Je me présente. Je suis l’époux de Suzanne Vega. Nous nous sommes rencontrés par les ondes dans les années nonante. Sa façon de prononcer le nom Luca, si déterminée et douce à la fois m’avait séduit. La rencontre physique n’a jamais eu lieu. Je me suis contenté de l’émotion créée par la chanson. Nous en parlons parfois avec mon formidable ami, Johan Vermeer. Je me rends dans son atelier. Les lieux sont paisibles, calmes et la richesse intérieure de tout être resplendit aussitôt. L’envie de féliciter Johan pour ses œuvres me saisit à  chaque fois. Mais je ne le fais pas. Il n’aime pas qu’on l’admire. Son travail lui suffit. Il faut regarder en silence comme si ce n’était qu’une partie du monde. C’est ce que j’ai envie de lui dire, le fait que son œuvre existe révèle et magnifie la réalité. C’est à Suzanne que je le dirai  si je la rencontre dans l’atelier de notre ami. Mais, je ne la rencontre pas. Sa voix dans cette chanson, condamne le mal avec une belle et féminine autorité. Mais elle ne vient pas, comme la Madeleine de Jacques Brel, qui ne vient pas non plus. Ni Madeleine, ni Jacques. Où sont mes amis ? Parménide, est venu l’autre jour. J’étais intimidé. Il s’est adressé à moi avec une étonnante décontraction, me disant que nous étions ensemble à l’école. Ça me disait quelque chose. Il s’était comporté très amicalement avec moi. Je ne sais pas si j’ai correctement répondu à cette amitié. Je ne crois pas. Au fil des ans, certainement pas. Et surtout, je n’ai pas lu ses œuvres. J’en suis bêtement jaloux. J’aurais aimé écrire ainsi un poème sur la nature qui dise tout, élève tout, crée plus encore. Etre repris et commenté par Platon m’aurait également ravi. Mon orgueil en eût été flatté. J’aurais peut-être eu plus de chance de rencontrer effectivement Suzanne qui aurait alors forcé le hasard. Je ne peux en rester là avec cette question d’orgueil. Il faut en guérir.

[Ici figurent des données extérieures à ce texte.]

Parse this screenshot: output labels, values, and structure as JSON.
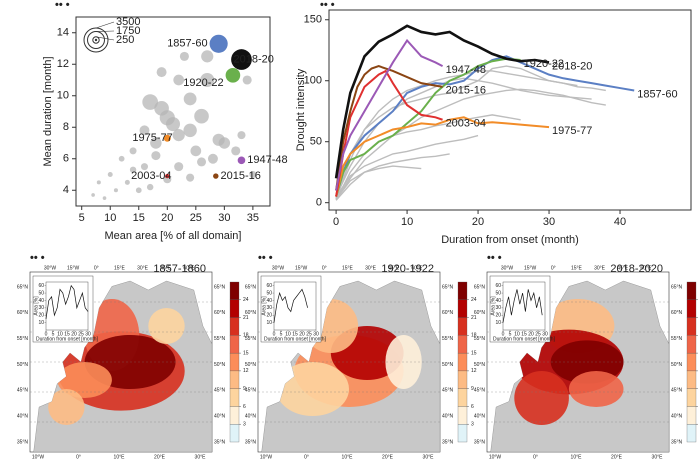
{
  "panel_mark": "•• •",
  "map_labels": {
    "top": [
      "30°W",
      "15°W",
      "0°",
      "15°E",
      "30°E",
      "45°E",
      "60°E"
    ],
    "left": [
      "65°N",
      "60°N",
      "55°N",
      "50°N",
      "45°N",
      "40°N",
      "35°N"
    ],
    "bottom": [
      "10°W",
      "0°",
      "10°E",
      "20°E",
      "30°E"
    ]
  },
  "chart_data": [
    {
      "type": "scatter",
      "xlabel": "Mean area [% of all domain]",
      "ylabel": "Mean duration [month]",
      "xlim": [
        4,
        38
      ],
      "ylim": [
        3,
        15
      ],
      "xticks": [
        5,
        10,
        15,
        20,
        25,
        30,
        35
      ],
      "yticks": [
        4,
        6,
        8,
        10,
        12,
        14
      ],
      "size_legend": [
        3500,
        1750,
        250
      ],
      "series": [
        {
          "color": "#b5b5b5",
          "x": [
            17,
            19,
            21,
            22,
            24,
            26,
            24,
            27,
            27,
            22,
            19,
            23,
            20,
            18,
            16,
            25,
            29,
            30,
            28,
            32,
            26,
            22,
            24,
            20,
            16,
            14,
            12,
            10,
            8,
            11,
            13,
            7,
            9,
            15,
            17,
            14,
            35,
            33,
            34,
            18
          ],
          "values": [
            9.6,
            9.2,
            8.2,
            7.5,
            7.8,
            8.7,
            9.8,
            12.5,
            11,
            11,
            11.5,
            12.5,
            8.6,
            7,
            7.8,
            6.5,
            7.2,
            7,
            6,
            6.5,
            5.8,
            5.5,
            4.8,
            4.7,
            5.5,
            6.5,
            6,
            5,
            4.5,
            4,
            4.5,
            3.7,
            3.5,
            4,
            4.2,
            5.3,
            5,
            7.5,
            11,
            6.2
          ],
          "sizes": [
            1500,
            1300,
            1200,
            900,
            1100,
            1300,
            1000,
            900,
            1200,
            700,
            600,
            500,
            1400,
            800,
            600,
            700,
            900,
            800,
            600,
            500,
            500,
            500,
            400,
            400,
            300,
            300,
            200,
            150,
            100,
            100,
            150,
            80,
            80,
            200,
            250,
            250,
            300,
            400,
            500,
            500
          ]
        },
        {
          "name": "1857-60",
          "color": "#5b7fc4",
          "x": [
            29
          ],
          "values": [
            13.3
          ],
          "sizes": [
            2000
          ]
        },
        {
          "name": "2018-20",
          "color": "#111111",
          "x": [
            33
          ],
          "values": [
            12.3
          ],
          "sizes": [
            2600
          ]
        },
        {
          "name": "1920-22",
          "color": "#6ab04c",
          "x": [
            31.5
          ],
          "values": [
            11.3
          ],
          "sizes": [
            1300
          ]
        },
        {
          "name": "1975-77",
          "color": "#f28c28",
          "x": [
            20
          ],
          "values": [
            7.3
          ],
          "sizes": [
            300
          ]
        },
        {
          "name": "1947-48",
          "color": "#9b59b6",
          "x": [
            33
          ],
          "values": [
            5.9
          ],
          "sizes": [
            350
          ]
        },
        {
          "name": "2003-04",
          "color": "#e03030",
          "x": [
            20
          ],
          "values": [
            4.9
          ],
          "sizes": [
            120
          ]
        },
        {
          "name": "2015-16",
          "color": "#8b4513",
          "x": [
            28.5
          ],
          "values": [
            4.9
          ],
          "sizes": [
            180
          ]
        }
      ]
    },
    {
      "type": "line",
      "xlabel": "Duration from onset (month)",
      "ylabel": "Drought intensity",
      "xlim": [
        -1,
        50
      ],
      "ylim": [
        -6,
        158
      ],
      "xticks": [
        0,
        10,
        20,
        30,
        40
      ],
      "yticks": [
        0,
        50,
        100,
        150
      ],
      "series": [
        {
          "color": "#bdbdbd",
          "x": [
            0,
            2,
            4,
            6,
            8,
            10,
            12,
            14,
            16,
            18,
            20,
            22,
            24,
            26,
            28,
            30,
            32,
            34,
            36
          ],
          "values": [
            5,
            30,
            50,
            65,
            75,
            85,
            90,
            95,
            100,
            102,
            100,
            98,
            95,
            92,
            90,
            88,
            87,
            86,
            85
          ]
        },
        {
          "color": "#bdbdbd",
          "x": [
            0,
            2,
            4,
            6,
            8,
            10,
            12,
            14,
            16,
            18,
            20,
            22,
            24,
            26,
            28,
            30,
            32,
            34,
            36,
            38
          ],
          "values": [
            3,
            20,
            35,
            45,
            55,
            62,
            70,
            75,
            80,
            85,
            88,
            90,
            92,
            93,
            92,
            90,
            88,
            85,
            82,
            80
          ]
        },
        {
          "color": "#bdbdbd",
          "x": [
            0,
            2,
            4,
            6,
            8,
            10,
            12,
            14,
            16,
            18,
            20,
            22,
            24,
            26
          ],
          "values": [
            2,
            25,
            40,
            50,
            55,
            58,
            60,
            63,
            65,
            68,
            70,
            72,
            70,
            68
          ]
        },
        {
          "color": "#bdbdbd",
          "x": [
            0,
            2,
            4,
            6,
            8,
            10,
            12,
            14,
            16,
            18,
            20
          ],
          "values": [
            5,
            22,
            30,
            35,
            40,
            42,
            45,
            48,
            50,
            52,
            55
          ]
        },
        {
          "color": "#bdbdbd",
          "x": [
            0,
            2,
            4,
            6,
            8,
            10,
            12,
            14,
            16,
            18,
            20,
            22,
            24,
            26,
            28,
            30,
            32,
            34
          ],
          "values": [
            3,
            35,
            60,
            75,
            85,
            92,
            96,
            100,
            103,
            105,
            108,
            108,
            106,
            104,
            102,
            100,
            98,
            96
          ]
        },
        {
          "color": "#bdbdbd",
          "x": [
            0,
            2,
            4,
            6,
            8,
            10,
            12,
            14,
            16
          ],
          "values": [
            2,
            15,
            25,
            30,
            33,
            35,
            37,
            38,
            40
          ]
        },
        {
          "color": "#bdbdbd",
          "x": [
            0,
            2,
            4,
            6,
            8,
            10,
            12,
            14,
            16,
            18,
            20,
            22,
            24,
            26,
            28,
            30,
            32,
            34,
            36,
            38
          ],
          "values": [
            4,
            40,
            60,
            70,
            78,
            82,
            85,
            88,
            90,
            95,
            100,
            110,
            112,
            110,
            105,
            100,
            98,
            95,
            94,
            92
          ]
        },
        {
          "color": "#bdbdbd",
          "x": [
            0,
            2,
            4,
            6,
            8,
            10,
            12
          ],
          "values": [
            3,
            18,
            25,
            28,
            30,
            29,
            28
          ]
        },
        {
          "name": "1857-60",
          "color": "#5b7fc4",
          "x": [
            0,
            1,
            2,
            4,
            6,
            8,
            10,
            12,
            14,
            16,
            18,
            20,
            22,
            24,
            26,
            28,
            30,
            32,
            34,
            36,
            38,
            40,
            42
          ],
          "values": [
            5,
            25,
            40,
            55,
            65,
            75,
            90,
            95,
            98,
            97,
            100,
            110,
            117,
            120,
            115,
            110,
            105,
            102,
            100,
            98,
            96,
            94,
            92
          ]
        },
        {
          "name": "1920-22",
          "color": "#6ab04c",
          "x": [
            0,
            1,
            2,
            4,
            6,
            8,
            10,
            12,
            14,
            16,
            18,
            20,
            22,
            24,
            26
          ],
          "values": [
            5,
            25,
            35,
            40,
            50,
            55,
            65,
            75,
            90,
            100,
            105,
            112,
            116,
            118,
            117
          ]
        },
        {
          "name": "1975-77",
          "color": "#f28c28",
          "x": [
            0,
            1,
            2,
            4,
            6,
            8,
            10,
            12,
            14,
            16,
            18,
            20,
            22,
            24,
            26,
            28,
            30
          ],
          "values": [
            5,
            30,
            40,
            50,
            55,
            60,
            62,
            65,
            64,
            68,
            70,
            65,
            66,
            65,
            64,
            63,
            62
          ]
        },
        {
          "name": "2003-04",
          "color": "#e03030",
          "x": [
            0,
            1,
            2,
            4,
            6,
            7,
            8,
            10,
            12,
            14,
            15
          ],
          "values": [
            5,
            40,
            70,
            95,
            105,
            108,
            98,
            80,
            72,
            70,
            68
          ]
        },
        {
          "name": "2015-16",
          "color": "#8b4513",
          "x": [
            0,
            1,
            2,
            3,
            4,
            5,
            6,
            8,
            10,
            12,
            14,
            15
          ],
          "values": [
            10,
            50,
            75,
            95,
            105,
            110,
            112,
            108,
            103,
            98,
            96,
            95
          ]
        },
        {
          "name": "1947-48",
          "color": "#9b59b6",
          "x": [
            0,
            1,
            2,
            4,
            6,
            8,
            10,
            12,
            14,
            15
          ],
          "values": [
            10,
            40,
            55,
            75,
            95,
            115,
            133,
            120,
            115,
            112
          ]
        },
        {
          "name": "2018-20",
          "color": "#111111",
          "x": [
            0,
            1,
            2,
            3,
            4,
            6,
            8,
            10,
            12,
            14,
            16,
            18,
            20,
            22,
            24,
            26,
            28,
            30
          ],
          "values": [
            20,
            60,
            90,
            105,
            120,
            132,
            138,
            145,
            140,
            138,
            140,
            133,
            128,
            122,
            118,
            116,
            117,
            115
          ]
        }
      ]
    },
    {
      "type": "map",
      "title": "1857-1860",
      "colorbar": {
        "ylim": [
          0,
          27
        ],
        "ticks": [
          3,
          6,
          9,
          12,
          15,
          18,
          21,
          24
        ],
        "colors": [
          "#e0f3f8",
          "#fef0d9",
          "#fdd49e",
          "#fdbb84",
          "#fc8d59",
          "#ef6548",
          "#d7301f",
          "#b30000",
          "#7f0000"
        ]
      },
      "inset": {
        "xlabel": "Duration from onset [month]",
        "ylabel": "Area [%]",
        "xlim": [
          0,
          30
        ],
        "ylim": [
          0,
          65
        ],
        "xticks": [
          0,
          5,
          10,
          15,
          20,
          25,
          30
        ],
        "yticks": [
          10,
          20,
          30,
          40,
          50,
          60
        ],
        "x": [
          0,
          2,
          4,
          6,
          8,
          10,
          12,
          14,
          16,
          18,
          20,
          22,
          24,
          26,
          28,
          30
        ],
        "values": [
          15,
          40,
          45,
          20,
          30,
          55,
          50,
          35,
          45,
          60,
          55,
          30,
          40,
          50,
          30,
          25
        ]
      }
    },
    {
      "type": "map",
      "title": "1920-1922",
      "colorbar": {
        "ylim": [
          0,
          27
        ],
        "ticks": [
          3,
          6,
          9,
          12,
          15,
          18,
          21,
          24
        ],
        "colors": [
          "#e0f3f8",
          "#fef0d9",
          "#fdd49e",
          "#fdbb84",
          "#fc8d59",
          "#ef6548",
          "#d7301f",
          "#b30000",
          "#7f0000"
        ]
      },
      "inset": {
        "xlabel": "Duration from onset [month]",
        "ylabel": "Area [%]",
        "xlim": [
          0,
          30
        ],
        "ylim": [
          0,
          65
        ],
        "xticks": [
          0,
          5,
          10,
          15,
          20,
          25,
          30
        ],
        "yticks": [
          10,
          20,
          30,
          40,
          50,
          60
        ],
        "x": [
          0,
          2,
          4,
          6,
          8,
          10,
          12,
          14,
          16,
          18,
          20,
          22,
          24
        ],
        "values": [
          10,
          35,
          50,
          40,
          45,
          30,
          25,
          40,
          45,
          50,
          55,
          45,
          30
        ]
      }
    },
    {
      "type": "map",
      "title": "2018-2020",
      "colorbar": {
        "ylim": [
          0,
          27
        ],
        "ticks": [
          3,
          6,
          9,
          12,
          15,
          18,
          21,
          24
        ],
        "colors": [
          "#e0f3f8",
          "#fef0d9",
          "#fdd49e",
          "#fdbb84",
          "#fc8d59",
          "#ef6548",
          "#d7301f",
          "#b30000",
          "#7f0000"
        ]
      },
      "inset": {
        "xlabel": "Duration from onset [month]",
        "ylabel": "Area [%]",
        "xlim": [
          0,
          30
        ],
        "ylim": [
          0,
          65
        ],
        "xticks": [
          0,
          5,
          10,
          15,
          20,
          25,
          30
        ],
        "yticks": [
          10,
          20,
          30,
          40,
          50,
          60
        ],
        "x": [
          0,
          2,
          4,
          6,
          8,
          10,
          12,
          14,
          16,
          18,
          20,
          22,
          24,
          26,
          28
        ],
        "values": [
          10,
          30,
          45,
          20,
          40,
          55,
          35,
          50,
          25,
          55,
          40,
          50,
          30,
          45,
          20
        ]
      }
    }
  ]
}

Robert Kennedy était très précis sur le sujet. Il était orgueilleux lui aussi, cherchant le pouvoir, cultivant l’esprit de famille, en tant que chef, fière d’être fils, père, époux. S’il avait vu les gens amassés le long de la ligne de chemin de fer pour saluer son voyage funèbre de New-York à Washington en juin 1968. Cette tristesse et cette reconnaissance, comme projetées sur l’avenir. Des milliers de personnes qui saluaient le défunt candidat. Plantées-là, regardant, ne sachant trop que dire et moins encore que penser. Faisant un signe. Je regardais les images de ce cortège avec l’oncle Tom, un inoubliable compagnon. Chez lui, l’orgueil était très bien placé. Nécessaire et salutaire. Il semblait pouvoir faire face à n’importe quelle situation. Nous avons parlé de la qualité du comportement tout au long de la vie. C’était un homme incapable de mauvaises pensées. Je ne savais pas que cela pût exister. Son regard m’a fait du bien physiquement. Les yeux de Suzanne sont en amandes. Il m’était difficile de me sentir à sa hauteur et pourtant je la sentais blessée, elle aussi. Elle a son réel à détricoter et ses chagrins à chanter. Elle n’est pas mon épouse. Je l’avais imaginé. Oncle Tom en a souri. Robert Kennedy n’a pas ressuscité mais il m’aura beaucoup parlé du passage de la vie à la mort et de la banalité de l’assassinat. Milos Forman s’est toujours bien comporté avec moi. Il comprenait mes difficultés avec la réalité. Il en avait lui aussi. Sa représentation de la folie a fait l’objet de vives critiques par les frères et sœurs de la réalité vraie. Il m’a présenté Jack Nicholson qui m’a ignoré puis, Wolfgang Amadeus Mozart. Là c’est moi qui ai eu de la peine. Pour lui, d’abord, à le voir si humain devant son génie. Dans l’instant présent, avec simplement, une capacité de lecture d’un tout émotionnel par la providence de sa belle technique musicale. J’avais envie de leur parler ainsi qu’à mes collègues figurant.

 

Foutu d’avance

Une autre Suzanne est venue, avec son miroir, celle de Leonard Cohen. Je n’ai pas été très sympathique avec elle. Je lui ai dit, je n’aurais pas dû, « avec vous c’est foutu d’avance ». Elle a disparu. Enfin, son hologramme. Je vis dans un monde où les Suzanne sont projetées sur un fond de vie par des volontés numériques. Ce n’est pas toujours très drôle, ni tout à fait indolore. Mais c’est ainsi.